Authors: We agree that the original manuscript presented the missing ULFM RMA functionalities and the adopted workaround at a summary level, which could make it harder for readers to independently evaluate the source of the difficulties. In the revised version, we have expanded the store implementation and recovery sections with specific code fragments (e.g., MPI_Win_create and MPI_Get/MPI_Put sequences under passive target epochs), detailed API call sequences showing how failures interrupt epochs without notification, and a concrete failure scenario (a single process abort during a write operation, detected via MPI_Comm_failure_ack and subsequent recovery using redundant copies).
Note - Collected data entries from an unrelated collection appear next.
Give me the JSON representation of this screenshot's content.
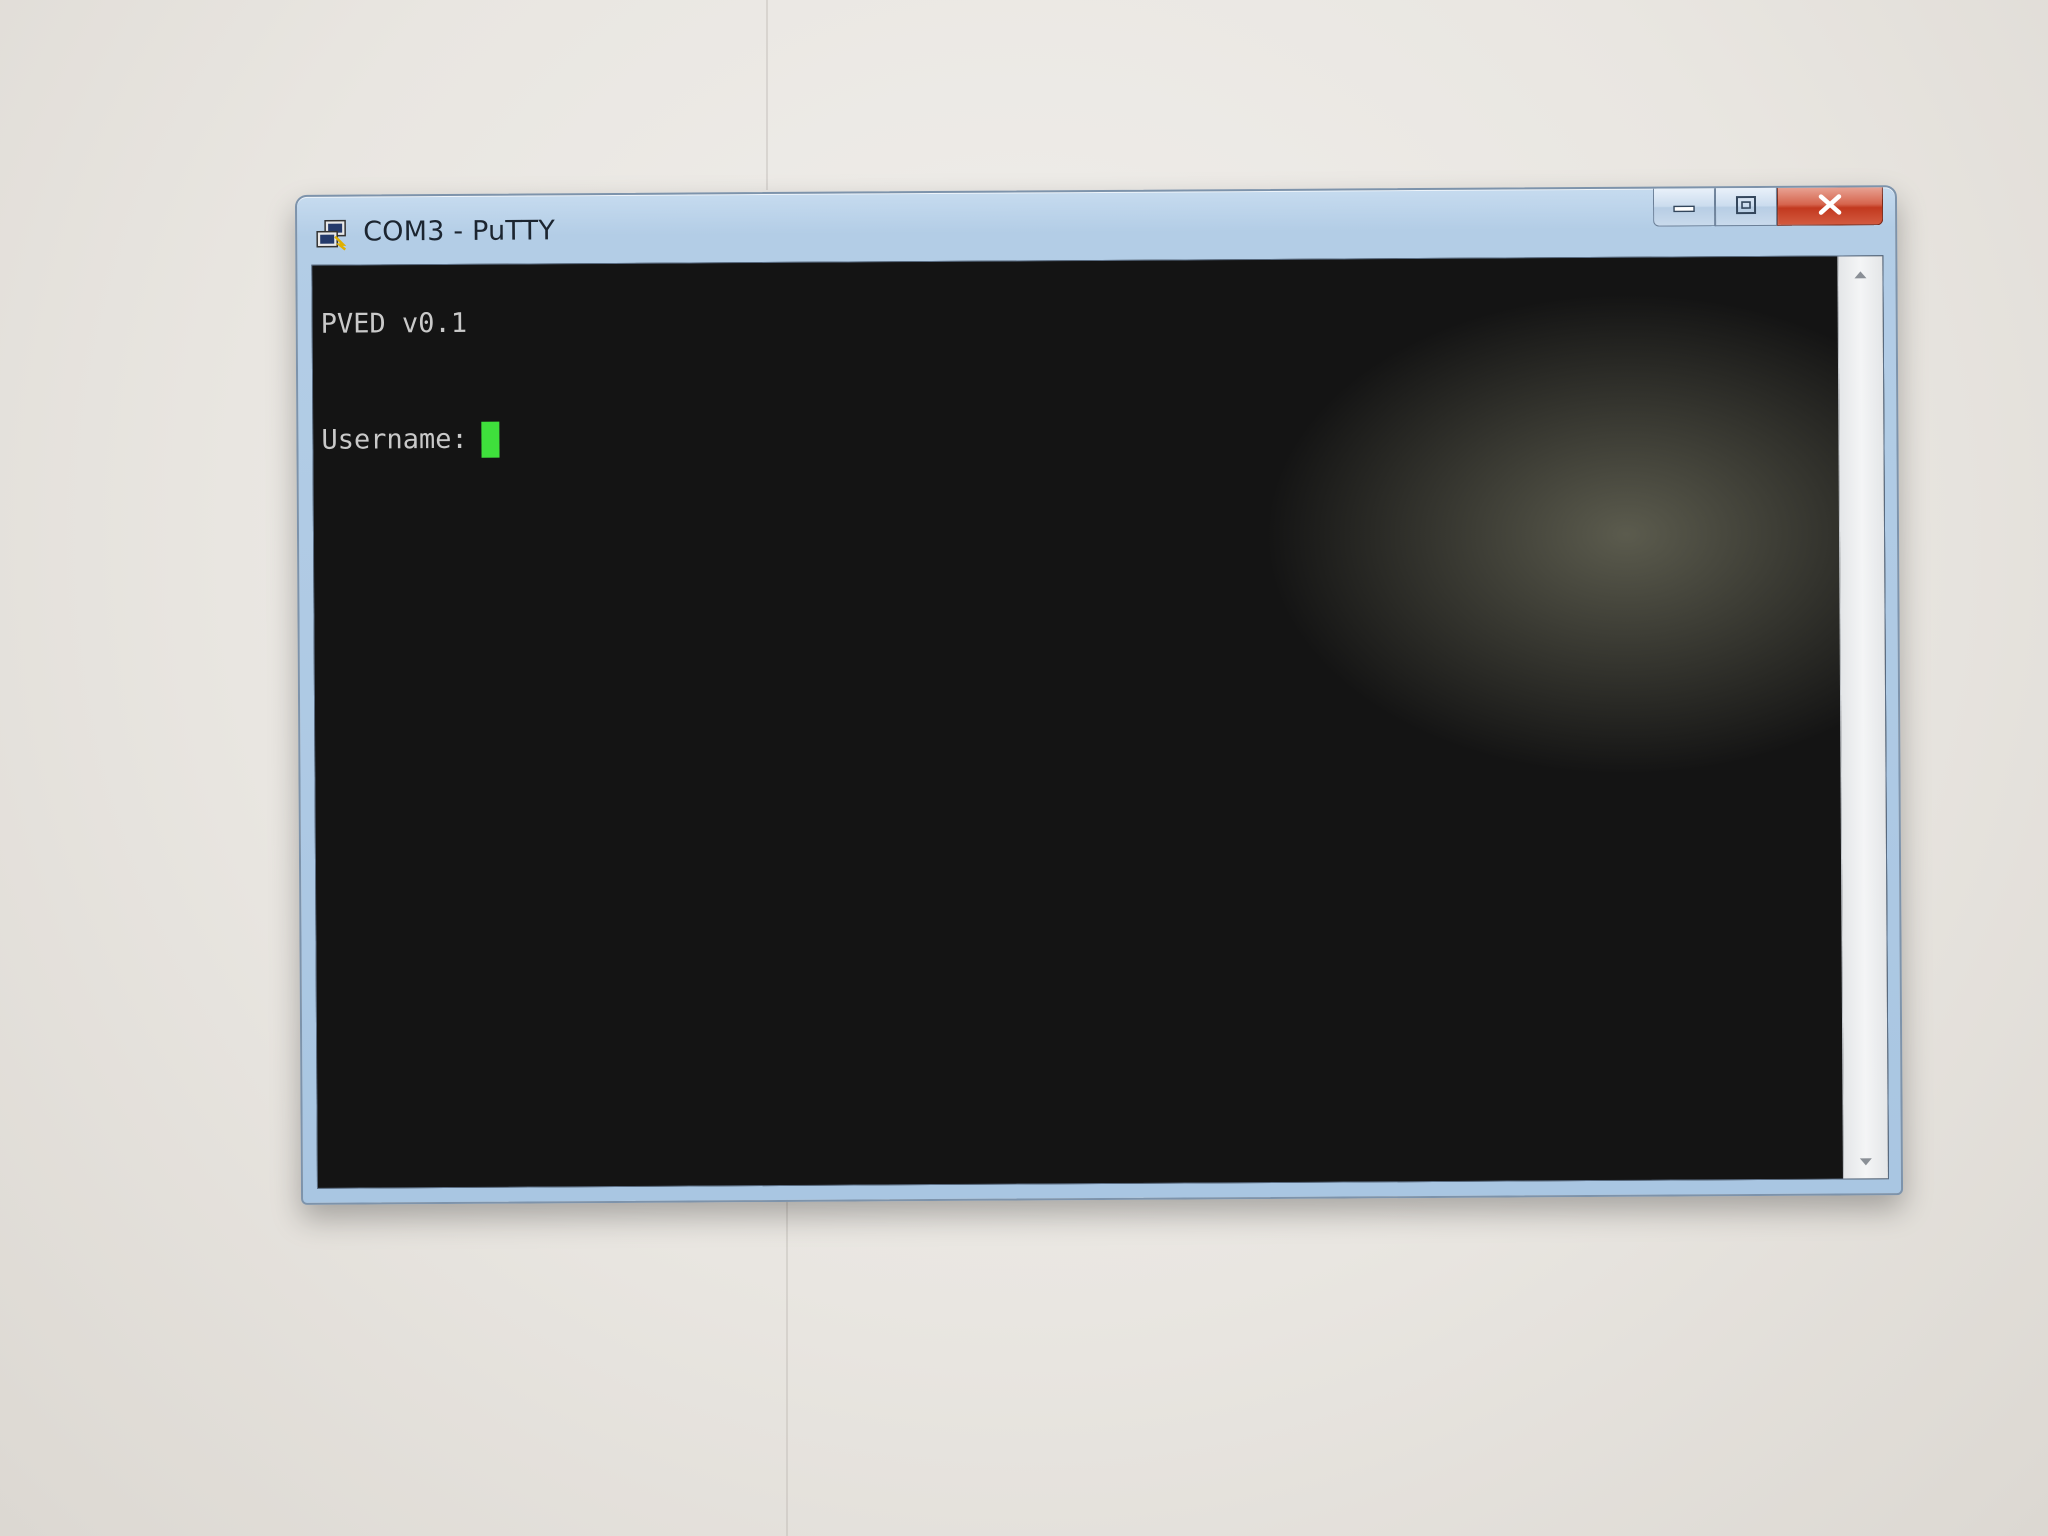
{
  "window": {
    "title": "COM3 - PuTTY",
    "controls": {
      "minimize": "minimize",
      "maximize": "maximize",
      "close": "close"
    }
  },
  "terminal": {
    "banner": "PVED v0.1",
    "prompt": "Username:",
    "input_value": "",
    "cursor_color": "#3fe03c",
    "text_color": "#c9c9c9",
    "background_color": "#141414"
  },
  "icons": {
    "app": "putty-icon",
    "minimize": "minimize-icon",
    "maximize": "maximize-icon",
    "close": "close-icon",
    "scroll_up": "scroll-up-arrow-icon",
    "scroll_down": "scroll-down-arrow-icon"
  }
}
These additions illustrate that the core issues stemmed from unimplemented ULFM features for RMA—such as failure propagation within active epochs and automatic handling of orphaned windows—rather than from idiosyncratic choices in the KV store design or RMA pattern. The experiences remain grounded in our direct implementation attempts for the task-based runtime, and the details also support our view that even the proposed features would leave the task non-trivial, motivating the workaround of explicit replication and manual recovery logic. revision: yes
Circularity Check
No significant circularity; descriptive experience report
full rationale
This paper is a purely descriptive experience report on implementing a resilient key-value store with MPI RMA and ULFM. It contains no equations, derivations, fitted parameters, predictions, or mathematical claims. The central narrative (implementation difficulties due to missing ULFM RMA features, plus a workaround) rests on concrete implementation choices and the current state of the ULFM specification, with no reduction to self-definition, self-citation chains, or renamed inputs. No load-bearing steps exist that could be circular by the enumerated patterns.